There isn't any problem with -merge- here; you did
merge 1:m id_number year using file2
to generate the result you show above. The question is: What do you
want? In the first dataset, you have what appear to be yearly assets
and operating revenues for each firm (i.e., a maximum of one
observation per firm per year; note that the fact that some firms
might not have data available for a given year is irrelevant for this
discussion). In the second dataset, however, you have multiple
observations per year for each firm.
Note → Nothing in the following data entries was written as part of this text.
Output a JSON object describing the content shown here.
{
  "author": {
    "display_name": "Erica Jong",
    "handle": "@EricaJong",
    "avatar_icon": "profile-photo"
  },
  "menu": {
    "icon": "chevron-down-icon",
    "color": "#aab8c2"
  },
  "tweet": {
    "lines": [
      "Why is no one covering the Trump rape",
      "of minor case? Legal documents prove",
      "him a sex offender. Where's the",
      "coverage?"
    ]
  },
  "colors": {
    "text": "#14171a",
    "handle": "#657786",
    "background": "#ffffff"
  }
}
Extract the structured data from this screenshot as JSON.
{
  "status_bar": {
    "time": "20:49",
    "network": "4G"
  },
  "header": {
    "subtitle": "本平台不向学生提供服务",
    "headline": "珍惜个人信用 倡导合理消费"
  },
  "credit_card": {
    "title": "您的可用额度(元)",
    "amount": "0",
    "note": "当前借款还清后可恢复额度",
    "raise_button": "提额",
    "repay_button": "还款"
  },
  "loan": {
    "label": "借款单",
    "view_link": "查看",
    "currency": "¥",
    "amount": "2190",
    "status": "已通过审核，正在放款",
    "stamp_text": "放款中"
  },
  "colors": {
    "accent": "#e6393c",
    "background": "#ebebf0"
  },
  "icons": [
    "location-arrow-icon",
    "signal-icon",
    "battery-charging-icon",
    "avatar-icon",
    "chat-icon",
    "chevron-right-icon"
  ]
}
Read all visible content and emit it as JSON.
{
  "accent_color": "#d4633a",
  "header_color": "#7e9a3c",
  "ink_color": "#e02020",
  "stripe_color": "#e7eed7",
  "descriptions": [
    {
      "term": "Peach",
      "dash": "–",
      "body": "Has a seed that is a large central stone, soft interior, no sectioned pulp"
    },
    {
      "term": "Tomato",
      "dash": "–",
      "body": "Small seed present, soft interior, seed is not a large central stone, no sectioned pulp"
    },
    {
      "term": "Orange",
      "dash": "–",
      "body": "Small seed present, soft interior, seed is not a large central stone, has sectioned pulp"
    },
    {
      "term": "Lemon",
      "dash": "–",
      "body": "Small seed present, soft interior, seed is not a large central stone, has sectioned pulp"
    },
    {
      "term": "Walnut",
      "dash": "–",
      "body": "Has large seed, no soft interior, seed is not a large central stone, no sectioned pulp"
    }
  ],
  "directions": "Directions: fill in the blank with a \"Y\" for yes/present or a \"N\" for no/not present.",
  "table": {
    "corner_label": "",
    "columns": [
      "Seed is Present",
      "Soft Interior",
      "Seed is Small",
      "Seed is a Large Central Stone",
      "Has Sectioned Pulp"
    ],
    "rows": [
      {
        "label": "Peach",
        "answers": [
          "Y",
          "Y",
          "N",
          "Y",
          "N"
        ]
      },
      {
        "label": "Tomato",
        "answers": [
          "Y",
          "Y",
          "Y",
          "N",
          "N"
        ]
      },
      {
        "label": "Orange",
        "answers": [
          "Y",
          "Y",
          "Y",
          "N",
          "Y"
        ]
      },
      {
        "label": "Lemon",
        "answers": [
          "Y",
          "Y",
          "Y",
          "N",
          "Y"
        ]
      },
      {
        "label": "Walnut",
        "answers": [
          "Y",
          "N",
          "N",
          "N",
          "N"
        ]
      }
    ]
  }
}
I assume that this means, for
example, that in 2002, 20% of firm 123 was owned by German investors,
50% by French investors, and 30% by British investors? Regardless,
you have to figure out what you want for a result before you can
determine the appropriate way to use -merge-, and that will probably
depend on what analysis you are going to perform. If your only goal
is to combine the data in the two files into one file without any loss
of information, then what you've done above may be adequate. It's
clearly not an efficient way to store the data (because of the
duplication), but if the dataset isn't too large, that might not matter.
-- Phil
P.S. It's no longer necessary to sort your data before merging -- the -
merge- command will now take care of that for you.